Vaccine hesitancy or desire for escape?
By Ben Cornwell
Everyone over the age of 18 in England has had a Covid-19 vaccine available to them for the past two months. As of 18th August government figures were showing that, nationwide, around 70% of adults in the 18-29-year-old age groups have come forward for their first dose.
That’s much less proportionately than the other age groups they are being compared to as they respectively waited their turn, but something of an upturn from reports on 20th July that urged “the remaining 40 per cent” of this cohort to come forward. And while many stories have circulated nationally suggesting that young adults were more hesitant to receive the vaccine, the number of images shared on social media of people’s blue vaccination cards gives a different impression.
So have attitudes towards the vaccine been changing? And how are public incentive schemes being responded to?
My own random survey of this age group within and around Hastings suggests that a large percentage have a positive attitude to getting the vaccine. However, many shared that they knew friends and family who were less convinced, and there was some negative feeling about incentives being offered.
Pop-up vaccination in Robertson Street
CREDIT: Ben Cornwell
“I had Covid before my first jab: I was really unwell and my family also got unwell”, said 21-year-old Rosa. “I wanted to be vaccinated to avoid getting ill again. But I think there are definitely some people who are hesitant. They think they are doing the right thing based on what they’ve read online, but a lot of what you read is misinformation and this is causing hesitancy.”
As to incentives, there are several programmes designed to boost vaccination rates among young people. These vary from minor discounts on taxi rides and takeaways to Sussex University offering double-jabbed students the opportunity to win one of ten £5,000 cash prizes. However, most interviewees claim that these incentives have had no influence on their decision.
“I find that a bit weird, to be honest.” said 29-year-old Joe, waiting in line for his vaccination at the pop-up centre outside Debenhams in Robertson Street. “I get why they are doing it – to try and encourage people [to get the vaccine] – but I haven’t been attracted by what they are offering.”

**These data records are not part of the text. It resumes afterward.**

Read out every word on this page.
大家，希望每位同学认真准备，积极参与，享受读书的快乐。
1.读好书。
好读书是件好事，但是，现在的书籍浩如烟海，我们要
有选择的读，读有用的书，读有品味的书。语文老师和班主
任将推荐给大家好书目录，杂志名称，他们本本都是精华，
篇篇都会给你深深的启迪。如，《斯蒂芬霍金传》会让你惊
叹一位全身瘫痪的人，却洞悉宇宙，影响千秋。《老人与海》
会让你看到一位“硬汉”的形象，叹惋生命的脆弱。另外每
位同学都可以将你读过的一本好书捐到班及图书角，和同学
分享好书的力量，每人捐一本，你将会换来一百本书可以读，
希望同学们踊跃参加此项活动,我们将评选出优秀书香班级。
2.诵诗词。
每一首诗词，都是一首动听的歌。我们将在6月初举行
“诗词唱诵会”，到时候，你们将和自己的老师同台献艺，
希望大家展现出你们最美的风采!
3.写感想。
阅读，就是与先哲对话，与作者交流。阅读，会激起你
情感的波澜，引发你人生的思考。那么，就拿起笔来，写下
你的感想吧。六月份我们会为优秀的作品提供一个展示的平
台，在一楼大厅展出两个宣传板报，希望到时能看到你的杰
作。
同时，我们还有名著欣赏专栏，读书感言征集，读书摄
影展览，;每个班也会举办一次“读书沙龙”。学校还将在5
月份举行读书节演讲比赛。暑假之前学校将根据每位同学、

Similarly, a 25-year-old male who didn’t want to be identified said that he had no interest in the incentives and regarded them as a “shocking and controversial” move. “I think people reserve the right to choose whether they want the vaccine or not, and I think it is unfair to only reward those who do get vaccinated,” he said.
With vaccination passports being made a requirement for nightclub entry from September, there are suggestions that these passports may also become compulsory for attendance at other large-scale events and venues. But it seems that a much more significant motive has been to enable holidays abroad. After several lockdowns, tedious zoom quizzes and limited social interaction, people of all ages have been dreaming about going away for the past 18 month. Now they want the reality.